# 決定係数，調整済み決定係数

* 1変数を使用した単回帰分析では相関係数を二乗した値が決定係数になる

In [6]:
from sklearn.metrics import r2_score

from sklearn.model_selection import train_test_split
from sklearn.linear_model import LinearRegression
import lightgbm as lgbm
from sklearn.datasets import fetch_california_housing
import pandas as pd

In [3]:
california = fetch_california_housing()
df = pd.DataFrame(california.data, columns=california.feature_names)
target = pd.Series(california.target, name='MedHouseVal')

In [4]:
X_train, X_test, y_train, y_test = train_test_split(df, target, test_size=0.2, random_state=3655)

In [8]:
# 線形回帰の予測
model = LinearRegression()
model.fit(X_train, y_train)
y_pred = model.predict(X_test)


# 決定係数
r2 = r2_score(y_test, y_pred)
print('R-squared: ', r2)

# 自由度調整済み決定係数
n = X_test.shape[0]  # テストデータのサンプル数
p = X_test.shape[1]  # テストデータの特徴量の数

adjusted_r2 = 1 - (1 - r2) * (n - 1) / (n - p - 1)
print('Adjusted R-squared: ', adjusted_r2)

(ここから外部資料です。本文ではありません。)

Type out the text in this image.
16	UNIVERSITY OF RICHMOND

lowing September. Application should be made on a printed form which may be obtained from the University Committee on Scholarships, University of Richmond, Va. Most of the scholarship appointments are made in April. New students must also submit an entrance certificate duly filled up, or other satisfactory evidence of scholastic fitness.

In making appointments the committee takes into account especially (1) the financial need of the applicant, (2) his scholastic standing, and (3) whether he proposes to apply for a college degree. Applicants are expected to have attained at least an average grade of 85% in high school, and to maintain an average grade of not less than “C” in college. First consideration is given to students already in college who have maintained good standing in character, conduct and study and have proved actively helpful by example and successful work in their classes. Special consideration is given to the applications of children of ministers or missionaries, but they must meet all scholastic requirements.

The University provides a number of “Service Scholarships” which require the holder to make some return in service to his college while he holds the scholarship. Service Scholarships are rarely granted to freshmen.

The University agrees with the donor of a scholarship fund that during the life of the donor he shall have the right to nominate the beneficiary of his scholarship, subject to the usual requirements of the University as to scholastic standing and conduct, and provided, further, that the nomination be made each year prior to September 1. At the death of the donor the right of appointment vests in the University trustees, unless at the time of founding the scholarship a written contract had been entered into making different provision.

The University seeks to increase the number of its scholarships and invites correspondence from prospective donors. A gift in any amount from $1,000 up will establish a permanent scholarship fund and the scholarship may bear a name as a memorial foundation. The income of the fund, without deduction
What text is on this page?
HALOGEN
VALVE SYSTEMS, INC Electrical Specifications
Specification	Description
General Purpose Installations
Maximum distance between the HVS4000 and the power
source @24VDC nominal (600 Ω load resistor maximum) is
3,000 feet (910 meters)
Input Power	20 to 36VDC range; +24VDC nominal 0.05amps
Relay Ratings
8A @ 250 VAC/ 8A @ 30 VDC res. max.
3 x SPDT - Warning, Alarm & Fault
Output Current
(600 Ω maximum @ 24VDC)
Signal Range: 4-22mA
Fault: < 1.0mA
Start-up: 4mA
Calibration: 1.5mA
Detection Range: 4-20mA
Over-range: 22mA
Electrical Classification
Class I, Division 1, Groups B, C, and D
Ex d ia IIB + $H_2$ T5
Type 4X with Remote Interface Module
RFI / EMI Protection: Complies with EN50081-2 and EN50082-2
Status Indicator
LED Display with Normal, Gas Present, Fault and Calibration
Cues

R-squared:  0.6144486452645868
Adjusted R-squared:  0.6136998201036536


In [9]:
# LightGBMの予測
train_data = lgbm.Dataset(X_train, label=y_train)

params = {
    'objective': 'regression',
    'metric': 'rmse',
}
model = lgbm.train(params, train_data)
y_pred = model.predict(X_test)

# 決定係数
r2 = r2_score(y_test, y_pred)
print('R-squared: ', r2)

# 自由度調整済み決定係数
n = X_test.shape[0]  # テストデータのサンプル数
p = X_test.shape[1]  # テストデータの特徴量の数

adjusted_r2 = 1 - (1 - r2) * (n - 1) / (n - p - 1)
print('Adjusted R-squared: ', adjusted_r2)

You can set `force_col_wise=true` to remove the overhead.
[LightGBM] [Info] Total Bins 1838
[LightGBM] [Info] Number of data points in the train set: 16512, number of used features: 8
[LightGBM] [Info] Start training from score 2.064059
R-squared:  0.8402831355080453
Adjusted R-squared:  0.839972930381574